Стрелки больших часов в холле культурного центра неумолимо приближались к двенадцати, отсчитывая
А жизнь продолжится, как бы несправедливо и горько не было это тому, чья боль и отчаяние не позволят прийти и попрощаться со Степаном Фомичом Шурыгиным, увы, но никто в мире уже не сможет ему помочь, прости…
И вот жар и заботы летнего дня отпустили маленький городок на свободу, долги все уплачены, и можно жить дальше. После прощального обеда в школьной столовой лучановцы разбредались по своим домам и квартирам, хотя, надо сказать, что многоквартирных домов в Лучанах было немного – двор пятиэтажек недалеко от закрытого завода, двор – у мэрии, да штук шесть старых двухэтажек на Шанхае; и все это богатство было нажито еще до перестроечных времен, а планам грандиозного жилищного строительства конца восьмидесятых уже никогда не суждено сбыться. Но все, что не делается – все к лучшему, и маленький городок, как и прежде, каждую весну будет утопать в цветущей пене диких яблонь и нежной пастели сирени, а летом сладкий ягодный дух из каждого частного домовладения легко сведет на нет вековые труды французских парфюмеров.

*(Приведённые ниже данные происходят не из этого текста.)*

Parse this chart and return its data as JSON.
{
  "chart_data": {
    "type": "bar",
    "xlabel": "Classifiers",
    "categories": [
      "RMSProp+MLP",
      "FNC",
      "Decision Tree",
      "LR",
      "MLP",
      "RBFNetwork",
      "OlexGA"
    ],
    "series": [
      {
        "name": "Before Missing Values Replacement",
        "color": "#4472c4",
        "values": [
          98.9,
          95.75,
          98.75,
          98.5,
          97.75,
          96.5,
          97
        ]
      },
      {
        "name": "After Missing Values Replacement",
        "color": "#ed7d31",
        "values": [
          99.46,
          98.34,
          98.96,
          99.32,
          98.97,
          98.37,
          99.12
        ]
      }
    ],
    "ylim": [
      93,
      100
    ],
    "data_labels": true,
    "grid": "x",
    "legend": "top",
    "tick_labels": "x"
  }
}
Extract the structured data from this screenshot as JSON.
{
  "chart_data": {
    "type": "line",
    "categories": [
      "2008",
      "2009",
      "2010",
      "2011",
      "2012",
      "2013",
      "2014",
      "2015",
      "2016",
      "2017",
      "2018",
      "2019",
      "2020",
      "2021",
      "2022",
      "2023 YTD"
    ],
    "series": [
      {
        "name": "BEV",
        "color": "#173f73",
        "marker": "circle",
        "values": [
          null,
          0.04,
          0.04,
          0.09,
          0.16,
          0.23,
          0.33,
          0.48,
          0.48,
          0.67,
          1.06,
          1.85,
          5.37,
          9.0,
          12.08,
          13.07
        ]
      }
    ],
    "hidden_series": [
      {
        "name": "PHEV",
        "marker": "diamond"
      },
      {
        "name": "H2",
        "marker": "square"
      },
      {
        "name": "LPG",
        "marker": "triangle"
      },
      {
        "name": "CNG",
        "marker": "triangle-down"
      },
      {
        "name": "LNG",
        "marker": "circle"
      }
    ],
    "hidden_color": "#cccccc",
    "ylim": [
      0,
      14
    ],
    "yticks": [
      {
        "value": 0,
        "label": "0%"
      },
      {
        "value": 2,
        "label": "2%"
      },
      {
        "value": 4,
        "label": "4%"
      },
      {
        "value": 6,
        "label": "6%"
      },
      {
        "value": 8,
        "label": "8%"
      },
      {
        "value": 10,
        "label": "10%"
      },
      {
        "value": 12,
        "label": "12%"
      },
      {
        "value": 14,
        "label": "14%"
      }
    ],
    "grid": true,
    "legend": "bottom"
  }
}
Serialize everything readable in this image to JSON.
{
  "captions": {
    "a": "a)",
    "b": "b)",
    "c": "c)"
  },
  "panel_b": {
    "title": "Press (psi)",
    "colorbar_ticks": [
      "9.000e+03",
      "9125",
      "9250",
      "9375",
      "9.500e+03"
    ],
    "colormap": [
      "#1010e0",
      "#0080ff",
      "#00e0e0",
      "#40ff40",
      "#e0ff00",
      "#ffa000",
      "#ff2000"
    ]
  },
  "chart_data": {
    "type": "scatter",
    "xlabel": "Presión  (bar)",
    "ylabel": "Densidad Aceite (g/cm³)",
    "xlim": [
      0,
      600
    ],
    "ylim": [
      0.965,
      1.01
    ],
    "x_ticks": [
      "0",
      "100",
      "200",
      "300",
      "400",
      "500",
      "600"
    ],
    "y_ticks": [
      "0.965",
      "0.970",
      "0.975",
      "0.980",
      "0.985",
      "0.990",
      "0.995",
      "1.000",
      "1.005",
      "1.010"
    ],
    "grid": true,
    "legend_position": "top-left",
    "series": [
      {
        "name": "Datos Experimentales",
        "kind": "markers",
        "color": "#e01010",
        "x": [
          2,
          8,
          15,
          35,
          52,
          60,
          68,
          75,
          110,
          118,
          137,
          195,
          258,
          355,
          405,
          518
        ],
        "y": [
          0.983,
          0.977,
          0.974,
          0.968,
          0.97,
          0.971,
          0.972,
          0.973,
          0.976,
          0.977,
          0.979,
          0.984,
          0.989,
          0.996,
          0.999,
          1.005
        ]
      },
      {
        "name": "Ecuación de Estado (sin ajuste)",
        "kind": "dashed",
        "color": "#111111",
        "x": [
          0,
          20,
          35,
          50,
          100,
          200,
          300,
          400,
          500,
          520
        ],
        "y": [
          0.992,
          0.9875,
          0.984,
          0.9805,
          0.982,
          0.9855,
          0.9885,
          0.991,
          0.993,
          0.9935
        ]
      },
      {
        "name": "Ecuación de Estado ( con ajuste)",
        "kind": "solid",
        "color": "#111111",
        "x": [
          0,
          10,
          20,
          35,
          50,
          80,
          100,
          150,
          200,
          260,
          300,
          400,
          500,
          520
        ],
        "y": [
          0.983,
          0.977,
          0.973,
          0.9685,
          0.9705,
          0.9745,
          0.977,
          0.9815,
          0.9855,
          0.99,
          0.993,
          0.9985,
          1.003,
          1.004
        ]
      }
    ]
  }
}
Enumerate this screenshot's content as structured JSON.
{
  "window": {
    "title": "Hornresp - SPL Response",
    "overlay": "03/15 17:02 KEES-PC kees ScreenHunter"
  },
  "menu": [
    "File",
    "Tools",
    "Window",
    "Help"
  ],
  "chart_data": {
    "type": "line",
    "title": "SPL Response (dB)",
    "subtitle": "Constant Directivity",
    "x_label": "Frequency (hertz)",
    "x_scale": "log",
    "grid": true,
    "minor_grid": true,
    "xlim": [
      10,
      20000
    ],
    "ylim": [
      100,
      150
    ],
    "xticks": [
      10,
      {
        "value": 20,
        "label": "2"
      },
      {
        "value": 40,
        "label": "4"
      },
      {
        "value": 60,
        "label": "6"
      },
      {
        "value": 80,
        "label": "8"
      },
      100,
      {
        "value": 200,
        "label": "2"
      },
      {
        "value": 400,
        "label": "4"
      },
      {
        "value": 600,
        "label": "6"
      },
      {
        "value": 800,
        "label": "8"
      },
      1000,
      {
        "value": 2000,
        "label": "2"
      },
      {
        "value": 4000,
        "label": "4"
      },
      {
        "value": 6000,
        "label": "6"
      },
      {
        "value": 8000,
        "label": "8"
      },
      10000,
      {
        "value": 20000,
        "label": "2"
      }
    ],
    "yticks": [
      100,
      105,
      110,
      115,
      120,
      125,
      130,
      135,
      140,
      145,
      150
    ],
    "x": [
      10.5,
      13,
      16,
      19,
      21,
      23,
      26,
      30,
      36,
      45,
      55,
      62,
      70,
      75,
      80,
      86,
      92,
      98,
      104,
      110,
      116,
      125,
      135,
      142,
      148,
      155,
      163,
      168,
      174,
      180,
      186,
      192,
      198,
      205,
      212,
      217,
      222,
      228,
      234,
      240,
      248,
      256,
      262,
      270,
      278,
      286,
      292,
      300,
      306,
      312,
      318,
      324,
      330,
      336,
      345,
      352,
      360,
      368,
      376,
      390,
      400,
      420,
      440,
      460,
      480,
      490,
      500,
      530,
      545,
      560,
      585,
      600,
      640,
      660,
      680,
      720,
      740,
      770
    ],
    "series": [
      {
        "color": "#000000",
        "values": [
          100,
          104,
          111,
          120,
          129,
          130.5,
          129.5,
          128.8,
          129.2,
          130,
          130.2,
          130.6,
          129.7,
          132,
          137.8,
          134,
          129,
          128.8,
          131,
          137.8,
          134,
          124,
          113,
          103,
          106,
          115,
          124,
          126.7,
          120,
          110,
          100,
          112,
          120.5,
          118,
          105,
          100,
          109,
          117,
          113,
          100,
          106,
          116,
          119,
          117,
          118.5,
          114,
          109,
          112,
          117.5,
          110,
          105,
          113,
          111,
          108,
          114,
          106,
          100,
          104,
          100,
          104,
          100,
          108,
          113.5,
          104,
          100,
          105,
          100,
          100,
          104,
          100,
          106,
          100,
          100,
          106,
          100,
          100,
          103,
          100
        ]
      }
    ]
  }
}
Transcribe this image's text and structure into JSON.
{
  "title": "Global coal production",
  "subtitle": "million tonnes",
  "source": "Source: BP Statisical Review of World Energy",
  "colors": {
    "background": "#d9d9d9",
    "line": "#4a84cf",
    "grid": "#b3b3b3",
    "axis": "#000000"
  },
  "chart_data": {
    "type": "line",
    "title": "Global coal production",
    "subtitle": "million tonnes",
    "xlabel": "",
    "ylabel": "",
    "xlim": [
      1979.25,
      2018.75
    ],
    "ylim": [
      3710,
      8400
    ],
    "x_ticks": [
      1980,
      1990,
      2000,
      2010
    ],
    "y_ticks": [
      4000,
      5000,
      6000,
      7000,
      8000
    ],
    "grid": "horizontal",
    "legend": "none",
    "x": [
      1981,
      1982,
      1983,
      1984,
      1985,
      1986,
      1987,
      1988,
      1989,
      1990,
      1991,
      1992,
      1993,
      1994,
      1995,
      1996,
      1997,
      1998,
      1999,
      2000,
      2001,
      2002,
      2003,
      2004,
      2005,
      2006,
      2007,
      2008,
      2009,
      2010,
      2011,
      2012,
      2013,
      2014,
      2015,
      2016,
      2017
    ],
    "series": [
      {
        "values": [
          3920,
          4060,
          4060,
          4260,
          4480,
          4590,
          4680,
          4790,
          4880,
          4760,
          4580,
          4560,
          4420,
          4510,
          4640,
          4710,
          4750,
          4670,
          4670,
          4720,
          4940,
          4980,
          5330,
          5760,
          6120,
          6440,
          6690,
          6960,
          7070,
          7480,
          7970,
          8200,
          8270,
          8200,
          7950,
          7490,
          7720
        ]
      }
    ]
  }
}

Только красота эта трудов требует и немалых, и сразу после похорон, лучановцы поспешили, как говорят в России, на сады. Огурцами в августе уже в банках любуются; а все силы брошены на бурлящее ягодное изобилие – малину, клубнику, смородину, вишню и конечно крыжовник – зеленый, красный, коричневый, мохнатый, сладкий и кислый одновременно. Ягоды эти едят все – и стар и млад, едят с сахаром, молоком, сметаной, хлебом, варят варенья и повидла, катают компоты и соки; да еще и к вокзалу на продажу тащат большими эмалированными ведрами; будете проезжать, не пожалейте, купите это сладкое чудо. А на подходе уже алеют острые крупные ягоды родом с далекого южного континента – помидоры, тянут к земле толстые зеленые стебли мясистые разноцветные перцы; да! – и еще арбузы и дыни зреют прямо на корню под горячим и ласковым южнорусским солнышком; патиссоны, кабачки и баклажаны – всего и не перечислишь; вот и не спят лучановские хозяйки до позднего часу – все благодарят Всевышнего за богатый урожай и изредка малодушно чертыхаются – куда ж пристроить этакую прорву!
Ну а вечер лучановцы посвятят Степану Фомичу – друзья, соседи, недруги, все соберутся за одними столами и будут грустить, смеяться и шутить, даря ушедшему свои улыбки, воспоминания и искренние пожелания покоя и умиротворения его бессмертной душе – пусть земля тебе будет пухом, Степан Фомич!
В просторной беседке лучановских великанов накрытый стол тоже ждет тех, кто знал Степана Фомича – супругов Мозовскую – Купцова, Карпухина с женой Сашенькой, Козинских Анатолия и Валентину, Виктора Эдуардовича Лозу, Марибэль и гостей – Галушкина с Гонсалесом. Дарья Сергеевна звала еще Армена Арсеновича и крестницу с мужем, но они не пришли.